The most impressive Irish art along with some wonderful Spanish, Italian, French, and Dutch works is shown in the National Gallery, while the National Museum of Ireland consists of three outstanding collections -- archaeology, natural history, and decorative arts in three different spaces.
The Spire of Dublin is a 120m-high needle that seems to have no meaning but that stands as a symbol of the city's economic resurgence. It is currently the world's tallest sculpture.
Dublin Castle dates from the 13th century and served as the headquarters of the British rulers. However, only the Record Tower survives from the original building, as almost everything else is an 18th-century creation.
Even older is the medieval Christ Church Cathedral, originally a Viking church and featuring the largest cathedral crypt in the British Isles in the mostly-Gothic interior.
St. Patrick's Cathedral is the largest church in the country and the location for a number of public national ceremonies.
Temple Bar is Dublin's famous party area, a lively place at any time of the day due to its eating and drinking options.
Grafton Street continues to be the city's main shopping area, although the chain stores you'll find here will likely be the same ones you have back home.
At the end of all the sightseeing, head to Phoenix Park, the largest city park in Europe and where Dubliners go to play and relax.

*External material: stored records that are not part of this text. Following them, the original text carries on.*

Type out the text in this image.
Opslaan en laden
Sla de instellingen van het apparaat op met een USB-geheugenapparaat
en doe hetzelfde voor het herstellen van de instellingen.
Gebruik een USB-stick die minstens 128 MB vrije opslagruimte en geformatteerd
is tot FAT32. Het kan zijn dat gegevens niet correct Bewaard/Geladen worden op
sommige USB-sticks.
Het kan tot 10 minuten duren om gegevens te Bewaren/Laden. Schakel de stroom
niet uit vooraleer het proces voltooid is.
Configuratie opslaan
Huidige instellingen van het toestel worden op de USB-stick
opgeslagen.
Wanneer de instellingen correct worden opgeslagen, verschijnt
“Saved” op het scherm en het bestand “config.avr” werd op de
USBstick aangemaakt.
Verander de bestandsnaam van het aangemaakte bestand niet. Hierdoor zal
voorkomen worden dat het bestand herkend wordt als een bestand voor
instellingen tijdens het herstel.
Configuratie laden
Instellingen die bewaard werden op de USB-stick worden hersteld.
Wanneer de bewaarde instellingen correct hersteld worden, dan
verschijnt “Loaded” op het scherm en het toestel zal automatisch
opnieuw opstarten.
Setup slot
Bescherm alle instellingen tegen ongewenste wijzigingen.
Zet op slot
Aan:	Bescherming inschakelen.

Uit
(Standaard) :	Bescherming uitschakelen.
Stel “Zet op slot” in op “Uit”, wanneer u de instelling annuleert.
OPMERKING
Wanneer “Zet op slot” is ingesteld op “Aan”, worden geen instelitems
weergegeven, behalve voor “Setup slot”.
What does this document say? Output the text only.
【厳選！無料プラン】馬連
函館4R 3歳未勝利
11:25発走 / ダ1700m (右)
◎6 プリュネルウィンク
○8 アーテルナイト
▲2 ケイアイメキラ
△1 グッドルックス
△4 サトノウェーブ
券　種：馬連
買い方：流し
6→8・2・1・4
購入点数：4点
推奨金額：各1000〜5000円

You first must stroll through Grafton Street, the most famous pedestrian street in Dublin. Its upmarket shops may lure you in, but so will Brown Thomas, the city's smartest department store. It's a Dublin institution, home to collections of Irish designers and products, but also to the stores of international labels such as Prada and Chanel. At the very top of the same street is Stephens Green, a modern shopping center spanning three floors, with the top two circling around the bottom floor.
On the streets radiating from Grafton are the smaller specialist shops if you're looking for books, handicrafts, or gifts.
More gift options are found in George's Street Arcade, a charming Victorian building for you to browse through old books, bohemian jewelry, and vintage clothes.
Another street you should place on your shopping list is Francis Street, lined with antique shops. You'll find more of them in the surroundings, which make Dublin one of Europe's best destinations for antiques shopping. Be warned that what you'll find is not exactly cheap.
For other cool designs (if you're in town on a Saturday) move on to the Cow's Lane Market, a designer market found at the western edge of Temple Bar. You'll have all the alternative and innovative youth fashion there, including many handmade originals.
Restaurants in Dublin are surprisingly expensive, often even more so than in London or Paris. One reason may be the high taxes, but another is the increased quality and sophistication of the city's restaurant scene. That means you get what you pay for, but there are plenty of cheaper options at cafés and pubs. Irish cuisine doesn't really have the best fine dining reputation, but modern chefs have started a gastronomic revolution. That's another plus when dining in Dublin, as you'll savor some pleasant surprises and likely have your expectations exceeded.